By Cassie Fish,

It’s early September and cattle traders are wondering if the 27% break in cash cattle prices achieved last week since the Q2 high is enough. This year’s cash break isn’t as large as the last two years, nor the late 2003/early 2004 decline, but it is substantial. CME cattle futures seem to like holding the $104-105 area in Oct, long an important support area and the deferred contracts are adding to their premium. Optimism isn’t commonplace yet, but some at least are wondering if perhaps the worst is over.

The roll of managed and index fund positions from Oct to Dec and Feb LC is in full force and all but Oct LC are trading higher on the week. Oct is trading just above its low for the move of $104.30 and Aug LC’s spot low of $104.05.

The market and its players want to be friendly this week. One source of positive news has been the USDA Comprehensive Boxed Beef report for the last two weeks showing huge sales, many out-front, as end users scoop up bargains for Q4. Demand seems to be holding together well.

Another potential positive was last week’s relatively small negotiated fed cattle buy of 68k, which could intimate that packers will need to purchase more cattle this week, causing the market to be steady or even slightly higher. Though cash bids have started at $102 south and $163 north, $2-3 lower than last week and packers are generally buying for the week of September 18, so disappointment here could still be in the making.

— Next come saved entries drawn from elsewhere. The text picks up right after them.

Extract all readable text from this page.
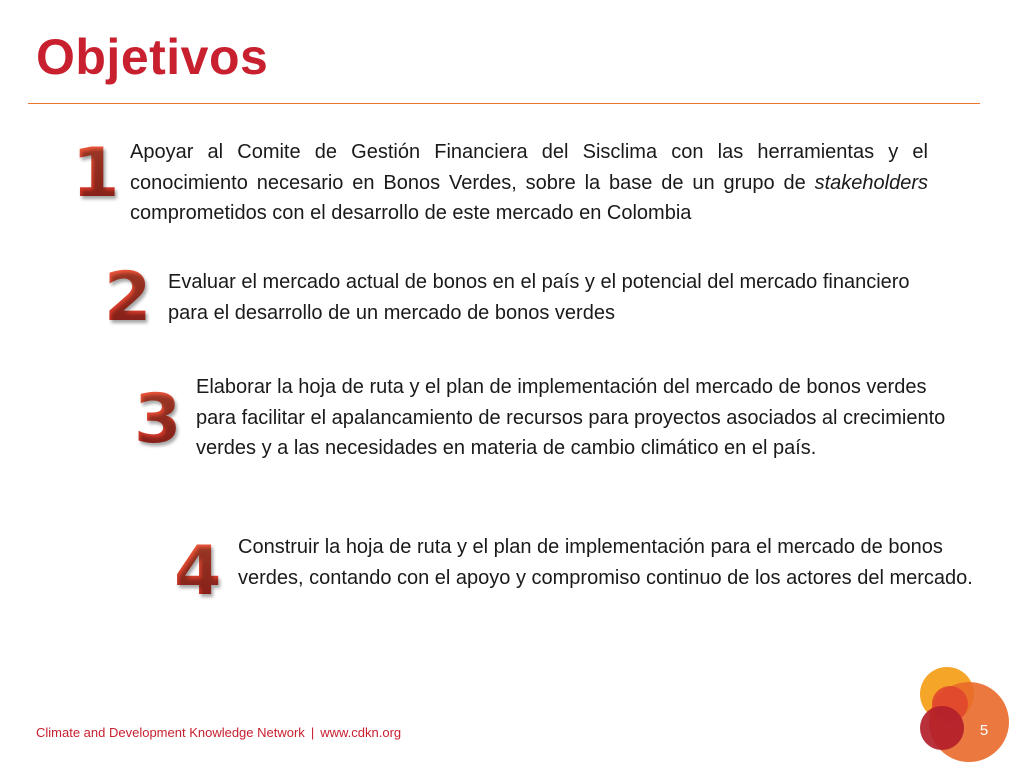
Objetivos
1 Apoyar al Comite de Gestión Financiera del Sisclima con las herramientas y el conocimiento necesario en Bonos Verdes, sobre la base de un grupo de stakeholders comprometidos con el desarrollo de este mercado en Colombia

2 Evaluar el mercado actual de bonos en el país y el potencial del mercado financiero para el desarrollo de un mercado de bonos verdes

3 Elaborar la hoja de ruta y el plan de implementación del mercado de bonos verdes para facilitar el apalancamiento de recursos para proyectos asociados al crecimiento verdes y a las necesidades en materia de cambio climático en el país.

4 Construir la hoja de ruta y el plan de implementación para el mercado de bonos verdes, contando con el apoyo y compromiso continuo de los actores del mercado.

Climate and Development Knowledge Network | www.cdkn.org	5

September and October are the two months when carcass weights see the greatest week over week gains. Feeding weather is perfect. The fed kills in September and October may well exceed 500k head per week and beef production will remain large, so continued good demand is critical, as is not creating any backlog in fed supplies.

From a cattle feeding perspective, Dec LC is advertising better days to come, so some cattle feeders may be enticed to feed cattle longer and hit the November marketing window, while avoiding the next 60 days, which could extend greater supply well into Q4. It seems worth serious consideration that if maintained, the futures market premium will draw cattle to those time frames, compromising currentness and adding tonnage over time.